E qui sì che si pagano le tasse. L'imposta sulle plusvalenze è del 26% ed è dovuta solo a condizione che il portafoglio cripto sia superiore a 51.645,69 euro (100 milioni delle vecchie lire) per almeno sette giorni lavorativi di seguito.
Quando vanno pagate le tasse sulle criptovalute? La tassazione sulle criptoattività, che già da giugno del 2023 doveva tradursi nel pagamento di specifiche tasse, è stata rimandata a settembre. Grazie a una proroga sulla sua attuazione il primo appuntamento per i contribuenti sarà quello del 30 settembre 2023.
In particolare, viene chiarito che le plusvalenze generate dalle criptovalute vengono tassate al 26%, ma questo solo se non rientrano tra i redditi derivati da un'attività di impresa, arte o professione o tra quelli da lavoro dipendente. Le cripto attività vengono quindi equiparate a strumenti finanziari.

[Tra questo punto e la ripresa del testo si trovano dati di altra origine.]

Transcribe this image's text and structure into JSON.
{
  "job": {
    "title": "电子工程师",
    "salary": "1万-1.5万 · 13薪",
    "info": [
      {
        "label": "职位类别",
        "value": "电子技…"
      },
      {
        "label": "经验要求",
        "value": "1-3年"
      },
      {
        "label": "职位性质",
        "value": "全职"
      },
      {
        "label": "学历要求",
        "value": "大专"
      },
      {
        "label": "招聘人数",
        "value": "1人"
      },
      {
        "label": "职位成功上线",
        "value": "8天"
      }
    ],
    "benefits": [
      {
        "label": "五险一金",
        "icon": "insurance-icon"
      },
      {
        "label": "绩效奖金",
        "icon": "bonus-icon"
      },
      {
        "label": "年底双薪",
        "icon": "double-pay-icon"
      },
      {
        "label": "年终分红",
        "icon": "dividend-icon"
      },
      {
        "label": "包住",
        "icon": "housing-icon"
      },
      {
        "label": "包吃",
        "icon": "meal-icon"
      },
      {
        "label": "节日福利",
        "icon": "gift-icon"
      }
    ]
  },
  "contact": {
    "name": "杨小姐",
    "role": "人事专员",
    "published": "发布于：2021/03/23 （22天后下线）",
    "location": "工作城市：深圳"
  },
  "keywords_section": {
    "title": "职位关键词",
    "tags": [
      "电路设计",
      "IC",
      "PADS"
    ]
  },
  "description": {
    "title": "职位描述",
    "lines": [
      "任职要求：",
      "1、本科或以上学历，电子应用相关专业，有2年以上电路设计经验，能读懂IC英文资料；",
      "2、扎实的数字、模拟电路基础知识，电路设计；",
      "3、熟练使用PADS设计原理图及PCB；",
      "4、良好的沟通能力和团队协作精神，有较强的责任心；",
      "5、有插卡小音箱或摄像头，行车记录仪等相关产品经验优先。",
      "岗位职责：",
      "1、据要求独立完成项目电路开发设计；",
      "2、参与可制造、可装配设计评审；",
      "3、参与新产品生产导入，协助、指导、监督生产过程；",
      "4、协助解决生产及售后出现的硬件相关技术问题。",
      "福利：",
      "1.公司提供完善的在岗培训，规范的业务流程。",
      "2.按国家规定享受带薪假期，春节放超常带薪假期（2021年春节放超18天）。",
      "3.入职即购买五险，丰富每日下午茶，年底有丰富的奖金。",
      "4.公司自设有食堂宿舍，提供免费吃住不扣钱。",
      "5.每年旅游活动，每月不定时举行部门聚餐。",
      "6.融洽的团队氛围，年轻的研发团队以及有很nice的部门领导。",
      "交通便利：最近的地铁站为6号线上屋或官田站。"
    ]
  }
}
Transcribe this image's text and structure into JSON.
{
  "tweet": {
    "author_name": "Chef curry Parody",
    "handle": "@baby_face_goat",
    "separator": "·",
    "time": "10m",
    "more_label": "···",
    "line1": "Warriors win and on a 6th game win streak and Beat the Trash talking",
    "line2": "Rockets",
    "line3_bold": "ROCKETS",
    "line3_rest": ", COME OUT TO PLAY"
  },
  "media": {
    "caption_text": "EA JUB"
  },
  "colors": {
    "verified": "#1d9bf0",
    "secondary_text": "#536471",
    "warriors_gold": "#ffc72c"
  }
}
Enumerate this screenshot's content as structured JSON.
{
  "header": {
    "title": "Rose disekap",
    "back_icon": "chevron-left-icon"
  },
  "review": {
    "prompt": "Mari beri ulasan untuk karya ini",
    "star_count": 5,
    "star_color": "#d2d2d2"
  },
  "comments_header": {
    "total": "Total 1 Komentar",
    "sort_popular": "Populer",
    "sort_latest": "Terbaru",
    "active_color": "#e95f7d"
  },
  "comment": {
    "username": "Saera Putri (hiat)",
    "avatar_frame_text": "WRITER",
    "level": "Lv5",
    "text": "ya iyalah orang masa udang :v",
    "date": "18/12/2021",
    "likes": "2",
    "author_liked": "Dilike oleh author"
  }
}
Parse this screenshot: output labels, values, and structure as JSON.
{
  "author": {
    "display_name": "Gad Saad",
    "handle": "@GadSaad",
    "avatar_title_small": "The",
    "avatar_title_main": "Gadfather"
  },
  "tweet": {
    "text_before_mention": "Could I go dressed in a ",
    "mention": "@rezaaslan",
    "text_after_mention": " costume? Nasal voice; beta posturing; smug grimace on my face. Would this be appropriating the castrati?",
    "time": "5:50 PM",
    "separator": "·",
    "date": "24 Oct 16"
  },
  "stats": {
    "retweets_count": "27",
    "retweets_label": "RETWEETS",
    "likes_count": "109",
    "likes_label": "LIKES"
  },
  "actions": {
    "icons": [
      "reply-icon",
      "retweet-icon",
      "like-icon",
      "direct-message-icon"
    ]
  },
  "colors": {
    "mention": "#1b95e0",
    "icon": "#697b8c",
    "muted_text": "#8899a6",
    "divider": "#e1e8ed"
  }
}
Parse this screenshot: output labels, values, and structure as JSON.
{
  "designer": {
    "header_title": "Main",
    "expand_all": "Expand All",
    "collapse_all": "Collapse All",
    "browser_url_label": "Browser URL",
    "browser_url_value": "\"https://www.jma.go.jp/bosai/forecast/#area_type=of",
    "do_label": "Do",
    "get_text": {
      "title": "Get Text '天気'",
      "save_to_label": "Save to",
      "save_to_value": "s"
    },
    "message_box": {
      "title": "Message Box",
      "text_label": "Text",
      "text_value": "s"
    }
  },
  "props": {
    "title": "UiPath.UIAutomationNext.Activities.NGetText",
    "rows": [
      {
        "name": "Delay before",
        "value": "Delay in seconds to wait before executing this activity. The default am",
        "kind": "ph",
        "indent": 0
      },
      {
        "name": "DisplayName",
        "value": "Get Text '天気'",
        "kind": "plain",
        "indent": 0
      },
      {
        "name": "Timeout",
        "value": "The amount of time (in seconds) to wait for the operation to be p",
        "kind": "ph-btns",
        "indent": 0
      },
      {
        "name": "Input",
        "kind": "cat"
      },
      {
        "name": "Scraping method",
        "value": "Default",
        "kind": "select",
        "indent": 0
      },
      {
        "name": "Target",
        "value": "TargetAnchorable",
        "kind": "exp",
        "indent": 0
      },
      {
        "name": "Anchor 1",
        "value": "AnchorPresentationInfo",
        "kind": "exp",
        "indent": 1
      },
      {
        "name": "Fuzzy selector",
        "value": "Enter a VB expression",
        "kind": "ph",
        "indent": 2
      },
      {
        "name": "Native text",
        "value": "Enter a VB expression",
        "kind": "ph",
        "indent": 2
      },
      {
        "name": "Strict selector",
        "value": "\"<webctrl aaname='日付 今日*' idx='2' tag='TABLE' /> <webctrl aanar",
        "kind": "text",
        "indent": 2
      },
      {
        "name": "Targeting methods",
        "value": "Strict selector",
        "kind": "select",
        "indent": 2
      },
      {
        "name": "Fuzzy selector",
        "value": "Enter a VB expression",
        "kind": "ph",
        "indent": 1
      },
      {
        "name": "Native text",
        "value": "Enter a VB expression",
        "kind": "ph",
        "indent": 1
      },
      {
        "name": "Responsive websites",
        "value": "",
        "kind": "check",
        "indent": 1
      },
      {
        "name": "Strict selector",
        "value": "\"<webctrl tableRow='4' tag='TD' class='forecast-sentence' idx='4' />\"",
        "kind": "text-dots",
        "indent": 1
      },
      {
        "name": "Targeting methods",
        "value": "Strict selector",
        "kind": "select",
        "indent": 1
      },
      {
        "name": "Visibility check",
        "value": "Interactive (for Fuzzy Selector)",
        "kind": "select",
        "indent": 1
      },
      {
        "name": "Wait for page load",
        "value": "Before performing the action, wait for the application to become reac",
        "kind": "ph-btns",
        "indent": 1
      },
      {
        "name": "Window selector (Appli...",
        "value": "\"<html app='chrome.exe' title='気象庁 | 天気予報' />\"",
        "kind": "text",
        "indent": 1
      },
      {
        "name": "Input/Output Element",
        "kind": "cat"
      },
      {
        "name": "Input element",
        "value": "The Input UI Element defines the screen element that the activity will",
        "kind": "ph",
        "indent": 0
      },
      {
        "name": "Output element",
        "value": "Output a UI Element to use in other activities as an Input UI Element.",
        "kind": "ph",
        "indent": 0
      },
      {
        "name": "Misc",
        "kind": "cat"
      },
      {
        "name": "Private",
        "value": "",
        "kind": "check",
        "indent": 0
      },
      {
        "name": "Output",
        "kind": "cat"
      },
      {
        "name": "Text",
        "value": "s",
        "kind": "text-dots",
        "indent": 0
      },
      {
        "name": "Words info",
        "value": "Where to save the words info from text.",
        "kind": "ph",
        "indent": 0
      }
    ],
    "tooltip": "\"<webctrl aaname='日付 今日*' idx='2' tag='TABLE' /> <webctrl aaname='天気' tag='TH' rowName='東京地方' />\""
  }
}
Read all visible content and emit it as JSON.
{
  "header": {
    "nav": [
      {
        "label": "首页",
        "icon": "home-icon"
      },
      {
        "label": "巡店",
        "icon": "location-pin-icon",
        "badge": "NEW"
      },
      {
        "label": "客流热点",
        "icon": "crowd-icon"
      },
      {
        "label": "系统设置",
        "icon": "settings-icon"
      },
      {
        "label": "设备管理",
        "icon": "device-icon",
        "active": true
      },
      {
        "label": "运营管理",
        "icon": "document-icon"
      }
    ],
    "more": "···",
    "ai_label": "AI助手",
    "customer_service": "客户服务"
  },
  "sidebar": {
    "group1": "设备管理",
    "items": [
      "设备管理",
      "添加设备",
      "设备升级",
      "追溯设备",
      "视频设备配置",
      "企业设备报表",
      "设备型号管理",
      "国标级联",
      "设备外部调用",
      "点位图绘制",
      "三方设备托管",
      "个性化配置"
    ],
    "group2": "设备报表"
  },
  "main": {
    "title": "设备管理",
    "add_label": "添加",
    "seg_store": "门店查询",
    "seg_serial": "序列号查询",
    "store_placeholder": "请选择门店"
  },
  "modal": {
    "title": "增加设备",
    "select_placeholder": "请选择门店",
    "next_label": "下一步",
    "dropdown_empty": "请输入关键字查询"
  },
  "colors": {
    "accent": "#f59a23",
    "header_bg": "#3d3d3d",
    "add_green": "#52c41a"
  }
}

Dal punto di vista fiscale, le criptovalute non saranno più equiparate alle valute estere, ma si andrà ad applicare la tassazione solo alle operazioni che comportano il pagamento o la conversione in euro. Vengono quindi escluse le attività che prevedono il cambio di valute digitali in altre monete digitali.
L'imposta di bollo consiste nel pagamento annuale dello 0,2% sul valore delle criptovalute possedute al 31/12 di ogni anno. L'imposta sui redditi diversi consiste invece nel pagamento del 26% delle plusvalenze generate dalla crescita del valore delle crypto dal momento dell'ottenimento a quello della cessione.